Danisha, as if sensing Esmeralda's thoughts, quickly composed herself, wiped her eyes and blew her nose, then pronounced, "When morning comes, Esme, would you be so kind to see me safely to Évrard Ouimet's house? There is much I want to discuss with him."
"Of course, Nisha. But what about Claude Frollo?"

The 21st Century African-American lady felt her dignity returning full force, as she squared her shoulders and gave a now-amused Esmeralda the 'defiant little colored girl' look. She said in a voice full of renewed vigor and loftiness, "Claude Who? Honey, I'm to take Évrard Ouimet on a whirlwind tour of my country – Well, New York City to be precise – and Claude Frollo can sit and rot out at his chateau the rest of his days. He gets exactly what he deserves! Dissing me and my friends with his petty bias and snootiness. When Aunt Nola gets through with him, he won't know what hit him! Aunt Nola literally kicked out her second husband after he two-timed her...Ooh!
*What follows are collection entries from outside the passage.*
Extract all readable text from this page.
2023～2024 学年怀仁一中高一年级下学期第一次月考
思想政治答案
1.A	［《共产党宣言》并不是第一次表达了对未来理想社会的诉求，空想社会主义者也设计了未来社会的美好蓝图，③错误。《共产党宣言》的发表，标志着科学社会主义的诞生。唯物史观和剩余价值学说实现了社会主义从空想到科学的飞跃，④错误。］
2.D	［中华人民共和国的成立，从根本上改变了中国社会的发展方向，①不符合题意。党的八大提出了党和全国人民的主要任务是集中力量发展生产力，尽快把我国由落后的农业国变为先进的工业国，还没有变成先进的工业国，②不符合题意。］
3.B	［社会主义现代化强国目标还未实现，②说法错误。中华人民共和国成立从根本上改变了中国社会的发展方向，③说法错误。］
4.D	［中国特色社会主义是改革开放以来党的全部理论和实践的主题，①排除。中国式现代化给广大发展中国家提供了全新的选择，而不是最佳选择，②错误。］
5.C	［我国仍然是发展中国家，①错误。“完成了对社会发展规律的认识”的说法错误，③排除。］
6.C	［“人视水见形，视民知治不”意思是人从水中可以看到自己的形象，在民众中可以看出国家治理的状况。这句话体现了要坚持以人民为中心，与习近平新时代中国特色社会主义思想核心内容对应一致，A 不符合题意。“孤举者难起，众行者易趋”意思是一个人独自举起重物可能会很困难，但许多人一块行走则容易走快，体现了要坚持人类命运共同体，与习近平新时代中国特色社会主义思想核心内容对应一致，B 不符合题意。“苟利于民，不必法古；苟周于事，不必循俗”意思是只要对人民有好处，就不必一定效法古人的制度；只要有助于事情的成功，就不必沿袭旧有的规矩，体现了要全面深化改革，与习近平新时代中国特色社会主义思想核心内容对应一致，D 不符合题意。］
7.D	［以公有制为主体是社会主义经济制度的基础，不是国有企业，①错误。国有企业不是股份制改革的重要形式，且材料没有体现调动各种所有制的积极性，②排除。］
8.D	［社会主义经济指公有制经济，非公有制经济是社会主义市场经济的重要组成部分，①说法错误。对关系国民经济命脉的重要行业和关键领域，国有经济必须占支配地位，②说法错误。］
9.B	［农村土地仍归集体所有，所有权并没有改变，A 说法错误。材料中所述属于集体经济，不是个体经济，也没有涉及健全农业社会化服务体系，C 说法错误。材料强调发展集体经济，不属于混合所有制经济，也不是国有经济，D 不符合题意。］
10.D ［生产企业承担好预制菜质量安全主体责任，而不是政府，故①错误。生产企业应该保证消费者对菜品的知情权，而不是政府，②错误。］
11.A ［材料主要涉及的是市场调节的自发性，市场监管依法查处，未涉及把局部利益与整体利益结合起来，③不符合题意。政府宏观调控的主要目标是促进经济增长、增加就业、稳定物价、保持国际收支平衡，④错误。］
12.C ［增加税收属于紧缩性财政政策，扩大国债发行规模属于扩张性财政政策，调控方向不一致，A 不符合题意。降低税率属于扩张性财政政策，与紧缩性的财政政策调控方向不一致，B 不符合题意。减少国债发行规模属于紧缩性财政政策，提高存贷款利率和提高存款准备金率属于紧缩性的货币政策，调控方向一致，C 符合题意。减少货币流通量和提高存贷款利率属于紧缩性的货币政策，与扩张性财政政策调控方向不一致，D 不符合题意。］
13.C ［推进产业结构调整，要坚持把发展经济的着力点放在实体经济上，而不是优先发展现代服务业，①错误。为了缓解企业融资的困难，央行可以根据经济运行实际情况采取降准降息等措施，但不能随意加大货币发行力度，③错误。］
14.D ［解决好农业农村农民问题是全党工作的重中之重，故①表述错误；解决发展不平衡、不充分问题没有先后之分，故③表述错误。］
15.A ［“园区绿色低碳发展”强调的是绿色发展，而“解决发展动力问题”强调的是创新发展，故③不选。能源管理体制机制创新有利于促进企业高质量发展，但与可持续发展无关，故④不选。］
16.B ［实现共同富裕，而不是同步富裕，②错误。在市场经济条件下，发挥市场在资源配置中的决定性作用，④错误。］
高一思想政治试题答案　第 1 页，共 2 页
And if Claude tries anything funny, like have my auntie arrested and thrown in prison..."

Her voice became ragged, more "ghettoized", with each angry word. "I swear if he harms Aunt Nola in any way just because he doesn't like being sassed, especially by a woman, I'll come after him and jump on him with both feet!"

She calmed down long enough to add, "Besides, Orry expressed a special wish and I'm not about to disappoint him...Sometimes I wish I did marry Évrard Ouimet so I wouldn't have to deal with hiding my child's friends from men like Frollo. Évrard says he never minded Orry and Nadine playing with Trina; he thinks Trina is a great kid. But Claude Frollo? He'd probably want to paddle my baby for...Oooh! The sooner I leave that man, the better!"